Applications will, generally, load pages from mapped files (including the main executable!) on demand, as a consequence of encountering a fault. However, an operating system will usually try to speculatively prefetch data to optimize performance.
In practice, calling mmap will immediately begin to (asynchronously) prefetch pages from the beginning of the mapping, up to a certain implementation-specified size. Which means, in principle, for small files the answer would be "yes", and for larger files it would be "no".
However, mmap does not block to wait for completion of the readahead, which means that you have no guarantee that any of the file is in RAM immediately after mmap returns (not that you have that guarantee at any time anyway!). Insofar, the answer is "maybe".
Under Linux, last time I looked, the default prefetch size was 31 blocks (~127k) -- but this may have changed, plus it's a tuneable parameter. As pages near or at the end of the prefetched area are touched, more pages are being prefetched asynchronously.
If you have hinted MADV_RANDOM to madvise, prefetching is "less likely to happen", under Linux this completely disables prefetch.
On the other hand, giving the MADV_SEQUENTIAL hint will asynchronously prefetch "more aggressively" beginning from the beginning of the mapping (and may discard accessed pages quicker). Under Linux, "more aggressively" means twice the normal amount.
Giving the MADV_WILLNEED hint suggests (but does not guarantee) that all pages in the given range are loaded as soon as possible (since you're saying you're going to access them). The OS may ignore this, but under Linux, it is treated rather as an order than a hint, up to the process' maximum RSS limit, and an implementation-specified limit (if I remember correctly, 1/2 the amount of physical RAM).
Note that MADV_DONTNEED is arguably implemented wrongly under Linux. The hint is not interpreted in the way specified by POSIX, i.e. you're OK with pages being paged out for the moment, but rather that you mean to discard them. Which makes no big difference for readonly mapped pages (other than a small delay, which you said would be OK), but it sure does matter for everything else.
In particular, using MADV_DONTNEED thinking Linux will release unneeded pages after the OS has written them lazily to disk is not how things work! You must explicitly sync, or prepare for a surprise.
Having called readahead on the file descriptor prior to calling mmap (or alternatively, having had read/written the file previously), the file's contents will in practice indeed be in RAM immediately.
This is, however, only an implementation detail (unified virtual memory system), and subject to memory pressure on the system.
Calling mlock will -- assuming it succeeds2 -- immediately load the requested pages into RAM. It blocks until all pages are physically present, and you have the guarantee that the pages will stay in RAM until you unlock them.
1 There exist functionality to query (mincore) whether any or all of the pages in a particular range are actually present at the very moment, and functionality to hint the OS about what you would like to see happening without any hard guarantees (madvise), and finally functionality to force a limited subset of pages to be present in memory (mlock) for privilegued processes.

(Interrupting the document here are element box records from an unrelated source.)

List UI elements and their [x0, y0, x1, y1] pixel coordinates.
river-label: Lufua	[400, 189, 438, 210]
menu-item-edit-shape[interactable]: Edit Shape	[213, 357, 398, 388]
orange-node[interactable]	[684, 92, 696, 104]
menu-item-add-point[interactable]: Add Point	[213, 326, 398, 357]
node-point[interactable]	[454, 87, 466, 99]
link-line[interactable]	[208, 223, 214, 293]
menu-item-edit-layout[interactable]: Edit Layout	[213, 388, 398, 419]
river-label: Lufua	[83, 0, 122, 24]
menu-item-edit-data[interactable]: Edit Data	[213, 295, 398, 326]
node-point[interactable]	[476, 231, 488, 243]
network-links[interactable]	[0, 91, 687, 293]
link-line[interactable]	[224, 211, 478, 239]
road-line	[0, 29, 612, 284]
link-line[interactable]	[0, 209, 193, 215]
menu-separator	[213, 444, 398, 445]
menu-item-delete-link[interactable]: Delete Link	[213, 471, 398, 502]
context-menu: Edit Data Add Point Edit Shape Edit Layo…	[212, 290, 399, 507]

2 It might not, both for lack of privilegues and for exceeding quotas or the amount of physical RAM present.
Yes, mmap creates a mapping. It does not normally read the entire content of whatever you have mapped into memory. If you wish to do that you can use the mlock/mlockall system call to force the kernel to read into RAM the content of the mapping, if applicable.
By default, mmap() only configure the mapping and returns (fast).
Linux (at least) has the option MAP_POPULATE (see 'man mmap') that does exactly what your question is about.
Yes. The whole point of mmap is that is manages memory more efficiently than just slurping everything into memory.
Of course, any given implementation may in some situations decide that it's more efficient to read in the whole file in one go, but that should be transparent to the program calling mmap.